ウクライナ穀物輸出、黒海に「回廊」 共同監視で合意
https://www.nikkei.com/article/DGXZQOGR1467A0U2A710C2000000/

『トルコのアカル国防相は13日、黒海にウクライナ産の穀物を輸送する「回廊」を設置する方向で合意したと発表した。同日イスタンブールでウクライナ、ロシア、国連との4者協議を開き、回廊を共同管理することなどで一致した。世界的な穀物価格上昇や供給不足の緩和につなげる。

アカル氏の声明によると、黒海の出入り口にあたるイスタンブールに共同管理センターを設け、仲介役の国連、トルコを含む4者で貨物船の出入りなどを監視する。
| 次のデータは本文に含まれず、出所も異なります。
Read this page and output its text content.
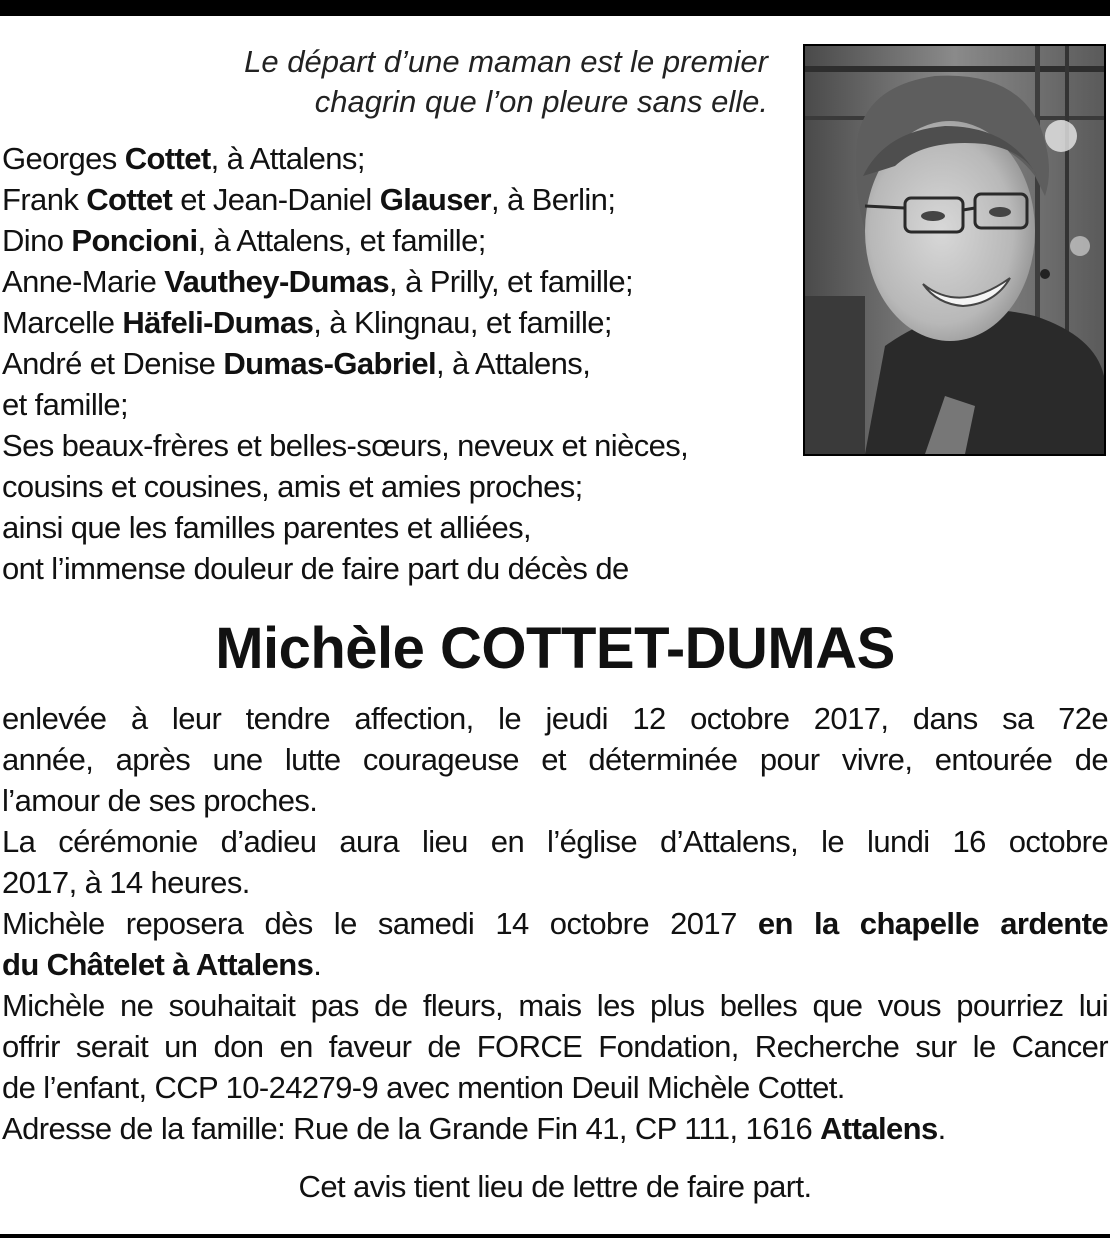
Le départ d’une maman est le premier
chagrin que l’on pleure sans elle.
Georges Cottet, à Attalens;
Frank Cottet et Jean-Daniel Glauser, à Berlin;
Dino Poncioni, à Attalens, et famille;
Anne-Marie Vauthey-Dumas, à Prilly, et famille;
Marcelle Häfeli-Dumas, à Klingnau, et famille;
André et Denise Dumas-Gabriel, à Attalens,
et famille;
Ses beaux-frères et belles-sœurs, neveux et nièces,
cousins et cousines, amis et amies proches;
ainsi que les familles parentes et alliées,
ont l’immense douleur de faire part du décès de
Michèle COTTET-DUMAS
enlevée à leur tendre affection, le jeudi 12 octobre 2017, dans sa 72e
année, après une lutte courageuse et déterminée pour vivre, entourée de
l’amour de ses proches.
La cérémonie d’adieu aura lieu en l’église d’Attalens, le lundi 16 octobre
2017, à 14 heures.
Michèle reposera dès le samedi 14 octobre 2017 en la chapelle ardente
du Châtelet à Attalens.
Michèle ne souhaitait pas de fleurs, mais les plus belles que vous pourriez lui
offrir serait un don en faveur de FORCE Fondation, Recherche sur le Cancer
de l’enfant, CCP 10-24279-9 avec mention Deuil Michèle Cottet.
Adresse de la famille: Rue de la Grande Fin 41, CP 111, 1616 Attalens.
Cet avis tient lieu de lettre de faire part.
来週にも再度イスタンブールで会合を開き、詳細を詰めたうえで合意文書への署名を目指す。

国連のグテレス事務総長は、最終合意に向けてはなお努力が必要だとしたうえで「世界の飢餓を緩和する希望の光だ」と期待を示した。

グテレス氏によると、4者協議ではウクライナが沿岸防衛のために敷設した黒海の機雷撤去を巡っても進展があった。ウクライナは機雷を撤去すれば、ロシアがその隙から南部オデッサなどの重要拠点を狙う可能性があると懸念していた。詳細は明らかになっていないが、回廊の共同監視で懸念を払拭する仕組みが議論されたとみられる。
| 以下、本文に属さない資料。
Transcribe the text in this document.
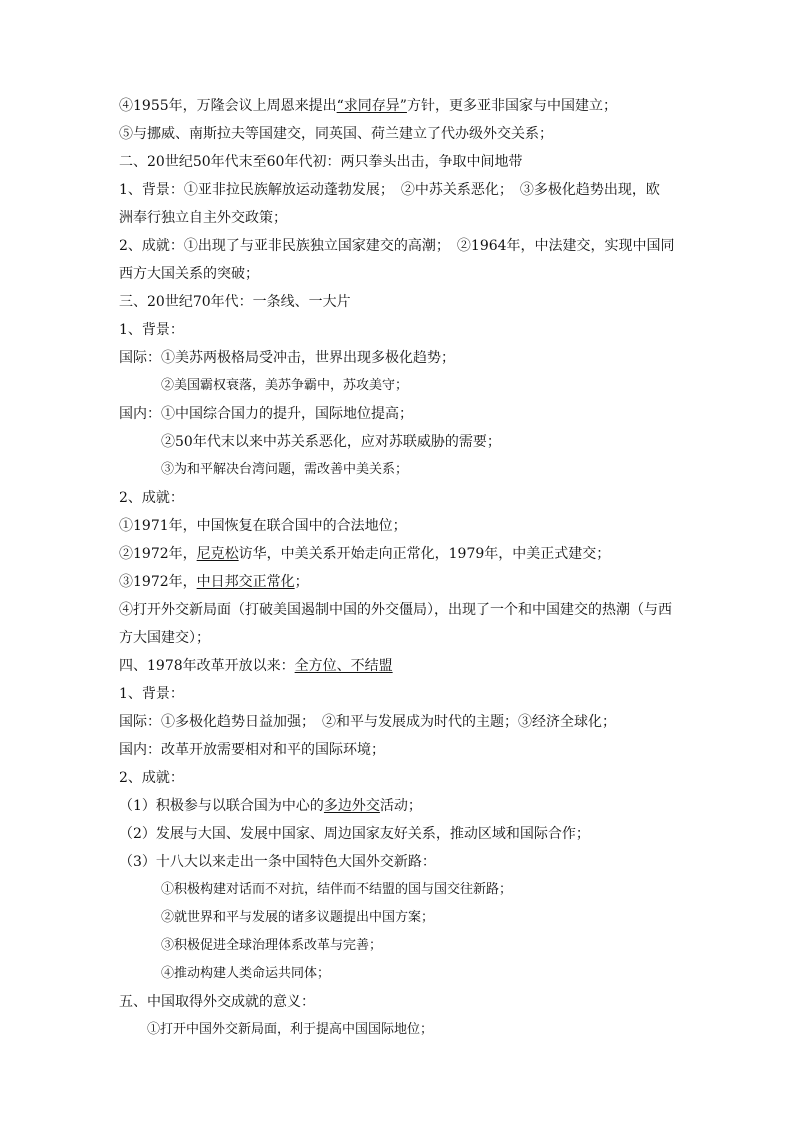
④1955年，万隆会议上周恩来提出“求同存异”方针，更多亚非国家与中国建立；
⑤与挪威、南斯拉夫等国建交，同英国、荷兰建立了代办级外交关系；
二、20世纪50年代末至60年代初：两只拳头出击，争取中间地带
1、背景：①亚非拉民族解放运动蓬勃发展；　②中苏关系恶化；　③多极化趋势出现，欧
洲奉行独立自主外交政策；
2、成就：①出现了与亚非民族独立国家建交的高潮；　②1964年，中法建交，实现中国同
西方大国关系的突破；
三、20世纪70年代：一条线、一大片
1、背景：
国际：①美苏两极格局受冲击，世界出现多极化趋势；
②美国霸权衰落，美苏争霸中，苏攻美守；
国内：①中国综合国力的提升，国际地位提高；
②50年代末以来中苏关系恶化，应对苏联威胁的需要；
③为和平解决台湾问题，需改善中美关系；
2、成就：
①1971年，中国恢复在联合国中的合法地位；
②1972年，尼克松访华，中美关系开始走向正常化，1979年，中美正式建交；
③1972年，中日邦交正常化；
④打开外交新局面（打破美国遏制中国的外交僵局），出现了一个和中国建交的热潮（与西
方大国建交）；
四、1978年改革开放以来：全方位、不结盟
1、背景：
国际：①多极化趋势日益加强；　②和平与发展成为时代的主题；③经济全球化；
国内：改革开放需要相对和平的国际环境；
2、成就：
（1）积极参与以联合国为中心的多边外交活动；
（2）发展与大国、发展中国家、周边国家友好关系，推动区域和国际合作；
（3）十八大以来走出一条中国特色大国外交新路：
①积极构建对话而不对抗，结伴而不结盟的国与国交往新路；
②就世界和平与发展的诸多议题提出中国方案；
③积极促进全球治理体系改革与完善；
④推动构建人类命运共同体；
五、中国取得外交成就的意义：
①打开中国外交新局面，利于提高中国国际地位；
ウクライナのゼレンスキー大統領は13日夜のビデオ演説で、協議では一定の進展があったとして「黒海の航行でロシアの脅威が取り除けたら、深刻な世界の食糧危機を軽減できる」と指摘。数日中に詳細について合意できるとの見通しを示した。

ロシア国防省は13日の協議前の声明で「迅速で実効的な解決に向けた提案パッケージを提案した」と述べていた。

ウクライナは小麦輸出で世界5位の穀倉地帯で、2月下旬に始まったロシアの侵攻は世界的な穀物価格の上昇を招いた。米シカゴ商品取引所の小麦先物は3月、一時1ブッシェル13ドル台後半の過去最高値を付けた。足元でも1年前と比べて3割高い。

黒海の出入り口にあたるイスタンブールを航行する貨物船(13日)=AP

ウクライナは陸路に加え、ルーマニア国境のドナウ川河口から黒海南部に抜ける航路を今月に入って稼働させるなど、ロシアに制圧された黒海北岸以外の輸送路拡大を進めていた。ただ主要な輸出拠点だった南部オデッサやミコライウの取扱量には及ばず、2000万トン以上の穀物がオデッサなどで滞留している。

4者協議に注目が集まった13日の小麦相場は、3月の高値から4割安い1ブッシェル8ドル台前半で推移したが、日本時間14日夕時点では反発している。「輸出再開への不信感や侵攻前の水準で推移している値ごろ感」(マーケットエッジの小菅努代表)があるという。

農林中金総合研究所の阮蔚理事研究員は「今回の基本合意は、実際に輸出が進めば小麦価格の下落につながるので喜ばしいニュースだ」と評価する。一方、ウクライナ側はロシア軍による農地への放火も主張している。「黒海ルートが元に戻ってもウクライナ産の輸出量が完全に戻るには数年かかる」(阮蔚氏)

13日に実現したウクライナとロシアの対面協議が中長期的な停戦につながるかどうかは見通せない。記者会見で停戦の可能性について問われたグテレス氏は「現時点で和平合意の展望は見えない」と述べた。